The £10m will enable mental health professionals to be placed in ambulance control centres and accompany paramedics on emergencies
“The NHS is helping twice the number of people experiencing a mental health crisis compared to five years ago thanks to the rollout of 24/7 crisis support phone lines with tens of thousands receiving support without having to go to A&E." Claire Murdoch, NHS mental health director
NHS England is providing an additional £10m to mental health trusts this winter, to ease pressure on emergency services.
It also plans to allocate dozens of mental health professionals to work in ambulance control centres and accompany paramedics on emergency call-outs to treat people having a mental health crisis at the scene. Guidance for mental health trusts about how this will work will be published later this week.
Figures from two ambulance trusts show that having a mental professional answering, or responding to, 999 calls could reduce the chances of a patient needing to go to A&E from approximately 50% to 20%.
Demand for crisis mental health services has doubled since 2017. More than 90,000 people a month have been referred to community crisis services, while about 200,000 people a month have also called 24/7 crisis lines.

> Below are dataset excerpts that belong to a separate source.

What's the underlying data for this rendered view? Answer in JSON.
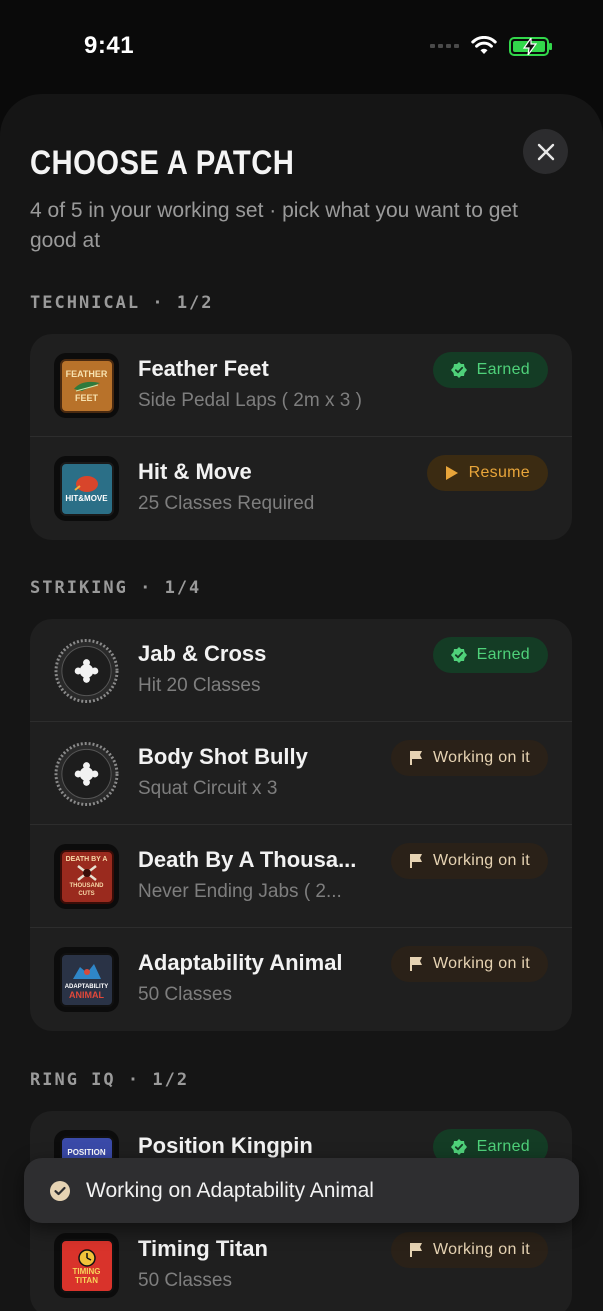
{
  "status": {
    "time": "9:41"
  },
  "sheet": {
    "title": "CHOOSE A PATCH",
    "subtitle": "4 of 5 in your working set · pick what you want to get good at"
  },
  "sections": [
    {
      "label": "TECHNICAL · 1/2",
      "items": [
        {
          "title": "Feather Feet",
          "subtitle": "Side Pedal Laps ( 2m x 3 )",
          "status": "Earned",
          "badge_text": [
            "FEATHER",
            "FEET"
          ]
        },
        {
          "title": "Hit & Move",
          "subtitle": "25 Classes Required",
          "status": "Resume",
          "badge_text": [
            "HIT&MOVE"
          ]
        }
      ]
    },
    {
      "label": "STRIKING · 1/4",
      "items": [
        {
          "title": "Jab & Cross",
          "subtitle": "Hit 20 Classes",
          "status": "Earned"
        },
        {
          "title": "Body Shot Bully",
          "subtitle": "Squat Circuit x 3",
          "status": "Working on it"
        },
        {
          "title": "Death By A Thousa...",
          "subtitle": "Never Ending Jabs ( 2...",
          "status": "Working on it",
          "badge_text": [
            "DEATH BY A",
            "THOUSAND CUTS"
          ]
        },
        {
          "title": "Adaptability Animal",
          "subtitle": "50 Classes",
          "status": "Working on it",
          "badge_text": [
            "ADAPTABILITY",
            "ANIMAL"
          ]
        }
      ]
    },
    {
      "label": "RING IQ · 1/2",
      "items": [
        {
          "title": "Position Kingpin",
          "subtitle": "",
          "status": "Earned",
          "badge_text": [
            "POSITION"
          ]
        },
        {
          "title": "Timing Titan",
          "subtitle": "50 Classes",
          "status": "Working on it",
          "badge_text": [
            "TIMING",
            "TITAN"
          ]
        }
      ]
    }
  ],
  "toast": {
    "text": "Working on Adaptability Animal"
  },
  "colors": {
    "earned": "#4fd17a",
    "resume": "#e8a53a",
    "working": "#e6d3b3",
    "sheet": "#151515",
    "card": "#1f1f1f"
  }
}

Less than 2% of people who call 24/7 mental health crisis lines then attend A&E for further support.
Claire Murdoch, the NHS’s mental health director, said: “Getting support to people suffering a mental health crisis quickly is critical and will be even more important over the coming months when the NHS is facing a perfect storm with winter virus cases rapidly increasing alongside ongoing pressures in emergency care.
“The NHS is helping twice the number of people experiencing a mental health crisis compared to five years ago thanks to the rollout of 24/7 crisis support phone lines with tens of thousands receiving support without having to go to A&E.

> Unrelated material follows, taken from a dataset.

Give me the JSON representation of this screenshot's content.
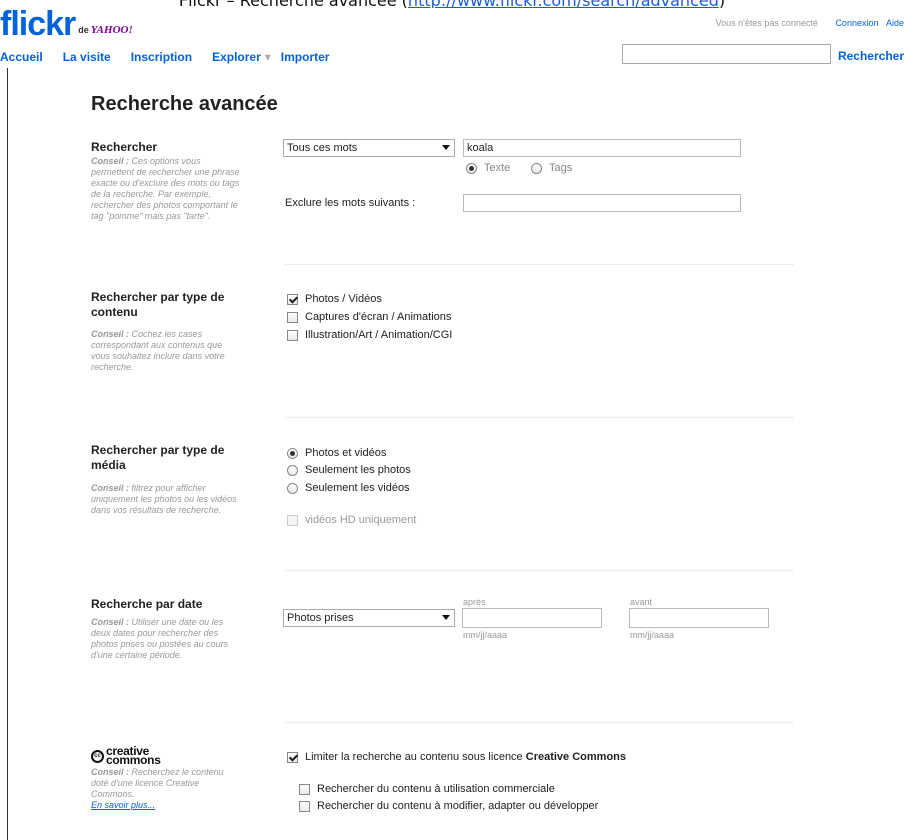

“The NHS has been planning more extensively for its most challenging winter yet including having trained mental health professionals answering 999 calls and heading to the scene with paramedics to offer treatment at home.”
The NHS is also planning to roll out around 100 specialist mental health ambulances across the country over the next three years. Two ambulance services – East of England and Yorkshire – already have these dedicated vehicles on the road. In the East of England, the vehicle has reduced avoidable A&E attendance by 10%. The paramedic and mental health nurse work in partnership with the police to ensure people receive the right care.
Sophie Corlett, Interim CEO of the mental health charity Mind, welcomed NHS England’s plans: “This winter is likely to be incredibly challenging for the mental health of millions of people across the country, so it’s great to see NHS England looking to address the huge pressures A&Es are already under as winter sets in.
“When people are in mental health crisis, they need care and support there and then. Supporting our NHS to reduce those pressures by giving people immediate access to a mental health professional either in person or over the phone will help many people to more quickly access the type of care most appropriate for them.”
Rates of mental ill health are already soaring, and this winter is likely to be very difficult for many, particularly given the rising cost of living. This targeted investment from NHS England is very welcome, focused as it is on early intervention from mental health professionals to reduce people arriving at A&E in crisis.